Neither SIVA nor Philadelphia Indemnity answered the complaint, and default judgment was entered against them. After default, SIVA and Philadel-phia Indemnity settled with the plaintiffs for more than $500,000. The plaintiffs also settled with Cincinnati Insurance, MCC, and Bates.
Philadelphia Indemnity then brought suit, seeking contribution from Cincinnati Insurance. Because of the default judgment, Milwaukee County Circuit Court Judge Clare L. Fiorenza dismissed the complaint.
What the court held
Case: McGee v. Bates, No. 04-0824.
Issue: Does default judgment preclude the defendant from seeking contribution from a jointly liable party in a subsequent action?
Holding: No. Provided both parties are liable for the same debt, and the plaintiff in the second action paid more than its fair share, it can seek contribution.
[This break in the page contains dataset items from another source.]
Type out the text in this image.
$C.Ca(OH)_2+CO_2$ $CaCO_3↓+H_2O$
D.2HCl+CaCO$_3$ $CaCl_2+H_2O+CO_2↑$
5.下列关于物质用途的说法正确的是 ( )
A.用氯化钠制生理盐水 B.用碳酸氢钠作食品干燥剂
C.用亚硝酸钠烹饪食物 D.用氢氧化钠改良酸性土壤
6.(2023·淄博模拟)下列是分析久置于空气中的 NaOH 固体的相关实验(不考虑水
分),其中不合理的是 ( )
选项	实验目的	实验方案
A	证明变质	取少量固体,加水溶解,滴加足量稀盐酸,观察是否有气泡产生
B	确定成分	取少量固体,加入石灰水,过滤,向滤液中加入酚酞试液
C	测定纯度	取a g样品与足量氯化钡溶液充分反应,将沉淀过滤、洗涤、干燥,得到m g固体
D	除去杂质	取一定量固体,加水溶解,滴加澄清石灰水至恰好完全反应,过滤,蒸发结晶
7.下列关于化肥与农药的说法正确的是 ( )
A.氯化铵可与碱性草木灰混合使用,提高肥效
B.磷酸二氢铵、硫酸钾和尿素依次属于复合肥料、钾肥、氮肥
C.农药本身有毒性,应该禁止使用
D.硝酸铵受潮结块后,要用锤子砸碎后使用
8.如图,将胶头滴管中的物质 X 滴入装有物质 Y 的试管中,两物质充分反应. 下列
Philadelphia Indemnity appealed, and the court of appeals reversed in a decision by Judge Ralph Adam Fine, holding that the default judgment did not bar the contribution action.
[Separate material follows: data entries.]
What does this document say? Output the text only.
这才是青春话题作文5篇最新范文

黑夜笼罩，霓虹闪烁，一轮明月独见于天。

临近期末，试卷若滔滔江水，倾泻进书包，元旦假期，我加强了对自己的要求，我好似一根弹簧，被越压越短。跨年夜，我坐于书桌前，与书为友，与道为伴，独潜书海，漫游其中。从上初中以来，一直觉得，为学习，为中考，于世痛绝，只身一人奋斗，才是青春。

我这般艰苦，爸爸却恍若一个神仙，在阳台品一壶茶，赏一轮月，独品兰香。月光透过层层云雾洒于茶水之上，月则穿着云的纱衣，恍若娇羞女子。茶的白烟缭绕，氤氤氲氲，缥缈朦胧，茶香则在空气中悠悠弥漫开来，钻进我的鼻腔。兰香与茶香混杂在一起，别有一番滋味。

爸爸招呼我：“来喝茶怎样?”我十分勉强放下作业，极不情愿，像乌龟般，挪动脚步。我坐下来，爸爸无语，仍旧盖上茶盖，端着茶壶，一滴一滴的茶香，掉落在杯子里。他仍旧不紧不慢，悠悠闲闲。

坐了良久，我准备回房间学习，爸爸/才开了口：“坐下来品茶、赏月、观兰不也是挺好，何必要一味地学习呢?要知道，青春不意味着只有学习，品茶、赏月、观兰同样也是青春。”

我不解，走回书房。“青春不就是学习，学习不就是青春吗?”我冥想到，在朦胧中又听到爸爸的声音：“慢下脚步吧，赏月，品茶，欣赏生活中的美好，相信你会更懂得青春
The court noted that, when no agreement expressly confers a right of contribution, such right is premised on only two conditions: (1) the parties must be liable for the same obligation; and (2) the party seeking contribution must have paid more than a fair share of the obligation. Kafka v. Pope, 194 Wis. 2d 234, 242-243, 533 N.W.2d 491, 494 (1995).
Rejecting Cincinnati Insurance’s argument that the default judgment against Philadelphia Indemnity barred the contribution claim, the court reasoned, "neither the plaintiffs’ dismissal of Cincinnati Insurance, nor Philadelphia Indemnity’s settlement with the plaintiffs stands in the way of Philadelphia Indemnity’s claim for contribution. As [Fire Insurance Ex-change v. Cincinnati Insurance Co., 2000 WI App 82, 234 Wis.2d 314, 610 N.W.2d 98] recognizes, contribution ‘can also be based on a settlement of what is contended to be joint liability, with the settling party being required to prove that: (1) both parties were obligated to the payee; (2) the amount of the payment was reasonable; and (3) the proportionate fault with negligent tortfeasors, or other apportionment method when negligence is not the basis for mutual liability [sic].’ Id., 2000 WI App 82, par. 8, 234 Wis. 2d at 322, 610 N.W.2d at 103; see also Teacher Ret. Sys., 205 Wis 2d at 545, 556 N.W.2d at 420 (‘whether "common liability" exists is determined at the time the damages were sustained and cannot be extinguished by one or more of those allegedly responsible for the plaintiff’s damages subsequently settling with the plaintiff’). Here, of course, Bates’s alleged negligence is ‘the basis for mutual liability’ asserted by Philadelphia Indemnity, and thus the third Fire Insurance Exchange element does not apply."
The court concluded, "It is thus immaterial that Philadelphia Indemnity’s settlement was spurred by the default rather than an active lawsuit against it; if it paid more than its fair share for damages caused by Bates’s alleged negligence, it is entitled to recompense from Cincinnati Insurance if Cincinnati Insurance paid less than its fair share of the damages caused by Bates’s alleged negligence."
The court found remand was necessary to determine whether Philadelphia In-demnity paid more than its fair share, instructing, "The record is not clear whether Bates’s negligence has also been determined in an action that might affect Cincinnati Insurance’s liability. If it has been determined, the apportionment appears to be fairly simple Cincinnati Insurance’s liability turns on whether and to what extent Bates was negligent. If Bates’s negligence has not been determined in such an action, there must be a trial on that issue (cites omitted)."